Physical addresses on processors supporting 5 level paging can be up to
52 bits wide. For a Xen pv guest running on such a machine those
physical addresses have to be supported in order to be able to use any
memory on the machine even if the guest itself does not support 5 level
paging.
So when reading/writing a MFN from/to a pte don't use the kernel's
PTE_PFN_MASK but a new XEN_PTE_MFN_MASK allowing full 40 bit wide MFNs.

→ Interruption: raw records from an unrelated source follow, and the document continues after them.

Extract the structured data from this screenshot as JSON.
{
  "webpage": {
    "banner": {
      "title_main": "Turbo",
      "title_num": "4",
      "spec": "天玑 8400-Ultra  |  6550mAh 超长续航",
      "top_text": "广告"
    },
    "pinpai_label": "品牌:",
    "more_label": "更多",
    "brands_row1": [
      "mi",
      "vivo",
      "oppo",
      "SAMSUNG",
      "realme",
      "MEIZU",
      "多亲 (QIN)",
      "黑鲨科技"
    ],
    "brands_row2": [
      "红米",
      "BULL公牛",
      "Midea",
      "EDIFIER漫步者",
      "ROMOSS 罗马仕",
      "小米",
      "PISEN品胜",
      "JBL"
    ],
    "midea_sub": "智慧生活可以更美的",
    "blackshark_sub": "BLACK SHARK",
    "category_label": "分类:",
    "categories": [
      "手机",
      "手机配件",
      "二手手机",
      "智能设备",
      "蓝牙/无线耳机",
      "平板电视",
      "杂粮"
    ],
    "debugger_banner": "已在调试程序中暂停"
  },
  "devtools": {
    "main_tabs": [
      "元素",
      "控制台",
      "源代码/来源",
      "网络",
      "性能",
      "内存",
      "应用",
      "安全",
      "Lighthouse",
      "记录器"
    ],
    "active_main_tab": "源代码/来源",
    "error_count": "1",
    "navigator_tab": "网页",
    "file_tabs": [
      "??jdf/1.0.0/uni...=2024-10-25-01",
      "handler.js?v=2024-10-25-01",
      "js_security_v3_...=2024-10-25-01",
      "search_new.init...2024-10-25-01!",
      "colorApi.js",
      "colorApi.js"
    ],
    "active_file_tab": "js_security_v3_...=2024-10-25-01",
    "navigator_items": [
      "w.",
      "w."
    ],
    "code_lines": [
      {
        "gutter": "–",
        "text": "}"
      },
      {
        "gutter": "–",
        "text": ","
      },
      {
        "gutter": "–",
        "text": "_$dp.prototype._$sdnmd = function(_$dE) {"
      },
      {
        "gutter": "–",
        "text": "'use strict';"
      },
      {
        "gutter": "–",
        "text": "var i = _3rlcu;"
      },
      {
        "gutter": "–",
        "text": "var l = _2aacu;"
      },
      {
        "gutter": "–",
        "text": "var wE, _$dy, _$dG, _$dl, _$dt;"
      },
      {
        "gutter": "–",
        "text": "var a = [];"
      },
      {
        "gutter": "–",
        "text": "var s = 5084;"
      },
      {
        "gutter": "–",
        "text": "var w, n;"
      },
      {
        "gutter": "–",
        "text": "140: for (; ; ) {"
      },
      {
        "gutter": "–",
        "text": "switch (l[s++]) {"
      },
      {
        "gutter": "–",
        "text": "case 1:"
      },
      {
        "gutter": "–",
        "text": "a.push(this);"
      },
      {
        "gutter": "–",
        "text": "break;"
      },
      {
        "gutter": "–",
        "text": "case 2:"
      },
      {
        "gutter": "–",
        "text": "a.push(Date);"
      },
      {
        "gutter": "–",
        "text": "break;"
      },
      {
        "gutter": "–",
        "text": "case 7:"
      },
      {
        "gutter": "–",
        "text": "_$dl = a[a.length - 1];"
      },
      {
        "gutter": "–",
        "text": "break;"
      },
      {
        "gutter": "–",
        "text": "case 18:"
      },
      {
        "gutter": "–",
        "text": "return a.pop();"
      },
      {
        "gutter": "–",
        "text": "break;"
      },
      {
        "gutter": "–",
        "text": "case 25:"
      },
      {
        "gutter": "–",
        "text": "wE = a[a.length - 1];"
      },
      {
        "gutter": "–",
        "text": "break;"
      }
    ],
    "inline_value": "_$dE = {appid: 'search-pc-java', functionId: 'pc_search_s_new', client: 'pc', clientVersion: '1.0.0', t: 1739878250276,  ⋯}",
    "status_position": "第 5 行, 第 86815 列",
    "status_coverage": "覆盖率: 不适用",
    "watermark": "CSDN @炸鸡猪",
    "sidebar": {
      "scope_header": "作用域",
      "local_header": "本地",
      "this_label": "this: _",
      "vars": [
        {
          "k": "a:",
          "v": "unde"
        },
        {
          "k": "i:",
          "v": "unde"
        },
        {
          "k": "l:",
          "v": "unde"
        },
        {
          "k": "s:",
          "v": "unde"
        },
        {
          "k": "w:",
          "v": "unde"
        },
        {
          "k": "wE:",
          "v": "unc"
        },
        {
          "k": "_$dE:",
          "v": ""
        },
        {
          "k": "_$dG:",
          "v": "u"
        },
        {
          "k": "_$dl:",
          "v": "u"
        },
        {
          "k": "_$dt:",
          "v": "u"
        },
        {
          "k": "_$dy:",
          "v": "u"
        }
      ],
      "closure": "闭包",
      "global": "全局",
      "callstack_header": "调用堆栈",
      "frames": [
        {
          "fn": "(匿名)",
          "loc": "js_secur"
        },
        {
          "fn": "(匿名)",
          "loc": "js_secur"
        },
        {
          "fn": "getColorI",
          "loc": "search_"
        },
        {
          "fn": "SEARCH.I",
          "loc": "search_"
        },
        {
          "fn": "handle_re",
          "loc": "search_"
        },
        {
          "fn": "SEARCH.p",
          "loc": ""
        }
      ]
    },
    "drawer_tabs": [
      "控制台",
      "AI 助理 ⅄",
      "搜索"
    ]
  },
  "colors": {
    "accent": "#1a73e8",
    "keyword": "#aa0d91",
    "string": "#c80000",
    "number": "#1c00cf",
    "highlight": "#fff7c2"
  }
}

Signed-off-by: Juergen Gross <[email protected]>
---
arch/x86/include/asm/xen/page.h | 11 ++++++++++-
arch/x86/xen/mmu_pv.c | 4 ++--
2 files changed, 12 insertions(+), 3 deletions(-)
diff --git a/arch/x86/include/asm/xen/page.h b/arch/x86/include/asm/xen/page.h
index 07b6531813c4..bcb8b193c8d1 100644
--- a/arch/x86/include/asm/xen/page.h
+++ b/arch/x86/include/asm/xen/page.h
@@ -26,6 +26,15 @@ typedef struct xpaddr {
phys_addr_t paddr;
} xpaddr_t;
+#ifdef CONFIG_X86_64
+#define XEN_PHYSICAL_MASK ((1UL << 52) - 1)
+#else
+#define XEN_PHYSICAL_MASK __PHYSICAL_MASK
+#endif
+
+#define XEN_PTE_MFN_MASK ((pteval_t)(((signed long)PAGE_MASK) & \
+ XEN_PHYSICAL_MASK))
+
#define XMADDR(x) ((xmaddr_t) { .maddr = (x) })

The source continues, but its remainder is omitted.